A fixed roof acrylic acid tank exploded in which there was one fatality and 36 people were injured. The tank acted as an intermediate storage between two distillation columns for purifying acrylic acid. Originally the tank had been used at full capacity. The contents were cooled and mixed by pumping from the bottom of the tank to the top. Later, the normal operating level was reduced to a level below the cooling coil.
After routine shutdown maintenance, the recirculation circuit was not commissioned. Thus there was no recirculation of the liquid to the top of the tank.
At the time of explosion, the plant was conducting a test of the downstream distillation column, which required stopping feed from this tank. The level of the tank gradually increased to its original operating level.
Without recycling of the liquid to the top of the tank, the acrylic acid above the cooling coils was not mixed and cooled. The temperature of the incoming acrylic acid was believed to be below the onset temperature for polymerization, and the acrylic acid contained a polymerization inhibitor.
However, the temperature in the tank built up causing the tank to get over-pressurized, leading to the explosion and consecutive fire.
Findings
Originally the pipe feeding the tank was hot water jacketed to provide freeze protection, but this was changed to steam.
Removal of a steam trap made temperature control unreliable.
The top layer was no longer mixed with cooler acrylic acid , and stayed warm from incoming acrylic acid .
There are two exothermic acrylic acid self-reactions: dimerization and polymerization. Polymerization inhibitors do not stop the dimerization reaction. Experiments showed that heat from dimerization raised the temperature sufficiently to start a runaway polymerization reaction.
The hazard of heat from dimerization was not recognized, so recirculation to the top of the tank was not resumed.

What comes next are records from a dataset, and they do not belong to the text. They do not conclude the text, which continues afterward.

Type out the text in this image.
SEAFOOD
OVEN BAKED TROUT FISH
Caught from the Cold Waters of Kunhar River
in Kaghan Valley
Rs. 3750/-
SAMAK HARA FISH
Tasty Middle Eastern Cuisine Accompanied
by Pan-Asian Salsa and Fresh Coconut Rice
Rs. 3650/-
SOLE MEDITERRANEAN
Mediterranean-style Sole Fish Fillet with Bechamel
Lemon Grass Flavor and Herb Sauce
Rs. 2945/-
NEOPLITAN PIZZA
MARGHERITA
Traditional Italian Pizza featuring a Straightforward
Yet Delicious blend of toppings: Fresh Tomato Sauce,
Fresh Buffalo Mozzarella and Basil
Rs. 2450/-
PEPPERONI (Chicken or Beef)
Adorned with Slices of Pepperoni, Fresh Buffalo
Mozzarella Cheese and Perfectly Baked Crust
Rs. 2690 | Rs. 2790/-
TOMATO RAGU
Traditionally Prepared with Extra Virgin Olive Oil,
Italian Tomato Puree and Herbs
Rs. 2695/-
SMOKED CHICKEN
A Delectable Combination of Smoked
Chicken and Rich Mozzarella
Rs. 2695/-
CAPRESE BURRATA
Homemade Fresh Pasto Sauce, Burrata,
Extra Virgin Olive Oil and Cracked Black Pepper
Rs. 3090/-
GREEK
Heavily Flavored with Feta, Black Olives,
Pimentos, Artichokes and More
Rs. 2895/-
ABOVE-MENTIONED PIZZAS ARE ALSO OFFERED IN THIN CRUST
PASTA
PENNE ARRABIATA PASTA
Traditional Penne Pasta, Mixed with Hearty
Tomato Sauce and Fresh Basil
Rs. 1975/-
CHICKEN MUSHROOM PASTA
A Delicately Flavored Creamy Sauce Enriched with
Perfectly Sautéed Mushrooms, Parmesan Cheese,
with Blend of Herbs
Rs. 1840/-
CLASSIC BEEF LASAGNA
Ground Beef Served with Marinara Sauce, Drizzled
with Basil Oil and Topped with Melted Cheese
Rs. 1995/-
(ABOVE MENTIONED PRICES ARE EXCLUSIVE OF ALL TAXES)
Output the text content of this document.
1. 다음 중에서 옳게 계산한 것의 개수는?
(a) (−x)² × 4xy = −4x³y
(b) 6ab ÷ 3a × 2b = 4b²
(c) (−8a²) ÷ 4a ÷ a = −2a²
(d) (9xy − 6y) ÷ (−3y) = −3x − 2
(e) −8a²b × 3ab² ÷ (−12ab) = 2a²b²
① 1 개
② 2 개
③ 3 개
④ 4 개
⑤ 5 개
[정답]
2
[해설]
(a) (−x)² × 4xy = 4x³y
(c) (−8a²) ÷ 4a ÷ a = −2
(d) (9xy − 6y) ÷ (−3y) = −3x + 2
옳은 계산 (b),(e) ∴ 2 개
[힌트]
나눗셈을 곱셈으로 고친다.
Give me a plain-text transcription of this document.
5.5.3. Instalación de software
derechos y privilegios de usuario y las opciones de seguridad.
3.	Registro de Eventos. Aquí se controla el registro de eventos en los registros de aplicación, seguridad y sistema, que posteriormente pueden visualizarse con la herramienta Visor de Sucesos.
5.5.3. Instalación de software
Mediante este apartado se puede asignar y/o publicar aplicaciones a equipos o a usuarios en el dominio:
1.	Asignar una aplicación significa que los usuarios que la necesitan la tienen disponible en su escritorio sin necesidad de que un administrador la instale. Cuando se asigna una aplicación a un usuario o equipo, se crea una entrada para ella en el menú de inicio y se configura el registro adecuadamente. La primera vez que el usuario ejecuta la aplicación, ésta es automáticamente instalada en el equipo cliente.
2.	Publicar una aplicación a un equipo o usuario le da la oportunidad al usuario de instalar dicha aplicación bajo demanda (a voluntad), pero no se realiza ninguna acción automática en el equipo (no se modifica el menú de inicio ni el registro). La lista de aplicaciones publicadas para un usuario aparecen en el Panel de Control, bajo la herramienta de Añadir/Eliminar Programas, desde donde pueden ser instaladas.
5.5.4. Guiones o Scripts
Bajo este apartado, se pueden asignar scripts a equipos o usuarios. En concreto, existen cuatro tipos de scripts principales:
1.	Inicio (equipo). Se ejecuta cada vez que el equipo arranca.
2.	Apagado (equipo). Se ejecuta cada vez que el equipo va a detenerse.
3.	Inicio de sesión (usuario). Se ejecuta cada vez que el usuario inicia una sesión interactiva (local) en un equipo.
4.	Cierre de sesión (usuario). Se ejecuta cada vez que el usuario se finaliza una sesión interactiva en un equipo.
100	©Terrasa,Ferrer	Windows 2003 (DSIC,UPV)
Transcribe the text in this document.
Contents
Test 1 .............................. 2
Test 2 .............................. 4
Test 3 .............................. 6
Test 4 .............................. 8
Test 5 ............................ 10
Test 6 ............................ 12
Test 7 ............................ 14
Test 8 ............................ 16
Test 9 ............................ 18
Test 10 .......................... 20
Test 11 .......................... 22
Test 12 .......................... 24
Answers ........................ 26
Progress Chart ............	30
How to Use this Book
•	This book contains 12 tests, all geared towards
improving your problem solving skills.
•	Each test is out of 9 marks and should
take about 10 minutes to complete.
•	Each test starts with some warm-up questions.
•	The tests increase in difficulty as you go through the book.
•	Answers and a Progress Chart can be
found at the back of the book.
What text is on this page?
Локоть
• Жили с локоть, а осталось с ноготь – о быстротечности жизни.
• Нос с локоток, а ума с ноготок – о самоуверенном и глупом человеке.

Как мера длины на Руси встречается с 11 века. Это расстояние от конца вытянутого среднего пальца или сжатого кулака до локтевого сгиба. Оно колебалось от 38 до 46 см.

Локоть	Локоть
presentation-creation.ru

The tank had no temperature indicator. The first indication of a problem was observation of acrylic acid vapors escaping from the top vent on the tank.
Direct Cause
Insufficient Cooling and onset of Exothermic Reaction.
Root Cause
Recirculation system was not commissioned after maintenance, which suggests that the criticality of the recirculation system was not established in the system.
There were no temperature sensors in the system to warn the operator of a potential runaway reaction.
MSDS of the material was not frequently reviewed
Corrective Actions
List of safety critical equipment which are required for the smooth functioning of the plant shall be identified and communicated.
There shall be suitable interlocks in place which shall prevent system operation with the safety critical equipment under bypass condition.
Any and all changes shall be routed through Management of Change Process.
MSDS of the materials shall be reviewed at set frequency or a similar system shall be in place to track and update the changes in the MSDS.
Evacuation zone for the worst case scenarios to be established with explosion proof shelter.
Process critical parameters such as flow, temperature, pressure and flow shall be properly identified with effective ways to monitor them.
Ref: Nippon Shokubai Co., Ltd. Himeji Plant Explosion and Fire at Acrylic Acid Production Facility Investigation Report March 2013.